There are multiple ways you can make your pet more visible:
- Buy a reflective coat
- Attach reflective items to their collar/harness/coat
- Attach lights to their collar/harness/coat
- Carry a torch
If you can, have all of the above, or a mixture.
Take great care of their paws
Your pet’s paws are one of the most vulnerable parts of their body. If they're not looked after properly, they can easily become cracked, injured or start bleeding which causes great discomfort and difficulty walking.
One way you can help your pet avoid hurting their paws is by using doggy boots. Your dog may not thank you at first, and they will likely walk funnily for a small while, but they will quickly get used to them.
If you’re not using boots, it is vital to keep the fur between pet’s paws clipped short to prevent a painful build-up of ice and snow.
You must also take care to clean their paws after each walk. This will remove any snow, mud or road salt that could cause irritation and infection if left and may even poison your pet if they ingest something they shouldn't whilst licking their paws clean.
Ensure their collar and tag are up to date
Sadly, more dogs are lost in winter months for many reasons. You may take all the precautions you possibly could, but accidents do happen.
Often, if a dog is lost on a walk, or escapes from the house, they can follow their nose home, but this is much harder in the winter as extreme weather washes away the smells they are used to.
This heightened risk means it is very important to ensure your pet's collar and tag are up to date. Double check the tag is working, and the phone number and/or address are still current, so if they do go missing, you can be contacted immediately when they're found.

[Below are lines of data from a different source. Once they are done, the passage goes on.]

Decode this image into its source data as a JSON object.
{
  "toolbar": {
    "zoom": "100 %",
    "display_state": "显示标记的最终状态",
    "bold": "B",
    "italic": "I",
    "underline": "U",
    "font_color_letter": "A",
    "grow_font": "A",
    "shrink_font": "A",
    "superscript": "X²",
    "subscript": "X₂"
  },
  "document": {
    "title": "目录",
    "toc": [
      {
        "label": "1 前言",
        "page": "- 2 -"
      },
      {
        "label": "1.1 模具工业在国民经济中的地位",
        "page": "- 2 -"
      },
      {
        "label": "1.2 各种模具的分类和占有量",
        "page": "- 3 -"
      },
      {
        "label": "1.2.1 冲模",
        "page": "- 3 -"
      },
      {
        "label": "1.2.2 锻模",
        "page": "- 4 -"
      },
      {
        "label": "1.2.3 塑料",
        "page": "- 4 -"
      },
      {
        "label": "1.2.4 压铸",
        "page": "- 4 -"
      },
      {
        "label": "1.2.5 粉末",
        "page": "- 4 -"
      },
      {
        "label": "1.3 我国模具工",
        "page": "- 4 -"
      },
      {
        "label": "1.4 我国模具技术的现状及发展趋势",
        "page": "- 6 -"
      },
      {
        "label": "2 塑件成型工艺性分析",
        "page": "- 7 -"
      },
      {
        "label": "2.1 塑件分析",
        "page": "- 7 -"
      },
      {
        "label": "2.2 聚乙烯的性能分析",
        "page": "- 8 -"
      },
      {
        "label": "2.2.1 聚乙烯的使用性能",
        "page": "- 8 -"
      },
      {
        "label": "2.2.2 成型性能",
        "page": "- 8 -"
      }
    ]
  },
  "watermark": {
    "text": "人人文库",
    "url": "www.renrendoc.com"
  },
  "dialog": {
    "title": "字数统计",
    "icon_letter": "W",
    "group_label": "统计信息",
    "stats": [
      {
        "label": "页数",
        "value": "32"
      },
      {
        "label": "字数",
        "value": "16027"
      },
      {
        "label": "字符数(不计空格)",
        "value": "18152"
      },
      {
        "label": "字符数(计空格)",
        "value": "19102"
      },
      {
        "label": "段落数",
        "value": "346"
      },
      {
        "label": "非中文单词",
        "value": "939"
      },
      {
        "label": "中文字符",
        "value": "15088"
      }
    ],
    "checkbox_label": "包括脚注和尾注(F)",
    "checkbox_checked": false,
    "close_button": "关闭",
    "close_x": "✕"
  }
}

Don’t leave your pet in the car
You’d be forgiven for thinking this is only something you should worry about in hot weather. You’d be forgiven, but sadly you’d be wrong.
Just like your car can act as an oven in the summer, it can act as a fridge in the winter, cooling down rapidly after the engine is switched off.
The most extreme risk is that your dog could freeze to death, however the most likely risk is they will suffer from hypothermia. (see the hypothermia section above)
If you absolutely cannot leave your dog at home, and you are only making a very short stop (1 to 2 minutes), there are a few precautions you can take including bringing blankets for your dog to burrow down in, or leaving hot water bottles wrapped in blankets, but this must be an absolute last resort.
Prevent poisoning by avoiding anti-freeze products
Antifreeze is incredibly dangerous for pets, so dangerous that it can even cause death, so you have got to be very cautious.
Be careful to clean up any spills when you make them to avoid your pet touching or licking it and if they do step in some, or any other toxic chemicals, make sure you quickly wash their paws and any other areas that made contact.
Worse than them stepping in it is if they lick it. They may lick it off a surface, or whilst cleaning their paws or fur which is extremely dangerous for them.
If you suspect they've licked anything like antifreeze or other chemicals, call your vet immediately for advice.
Keep an emergency kit with you
Always carry a first aid kit with you, so you can tackle any illness or injuries etc. immediately, so they don't have to wait until they see the vet for basic treatment.
Generally, a regular first aid kit will be enough for most scenarios and the infographic below shows essential items you should include in yours.
Even if you don't need to use it, which hopefully you won't, just having one with you will give you the peace of mind that you could help your pet if something does happen. As the saying goes, it's better to have it and not need it than to need it and not have it.
You should also make sure you always carry the following:
- Water & Food
- Water and & Food bowls (foldable ones are easy to carry)
- Treats and whistle – for recall
- Rain jacket
- Umbrella or other form of shelter
- Doggie boots
Before you attempt any first aid, you should contact your vet for advice.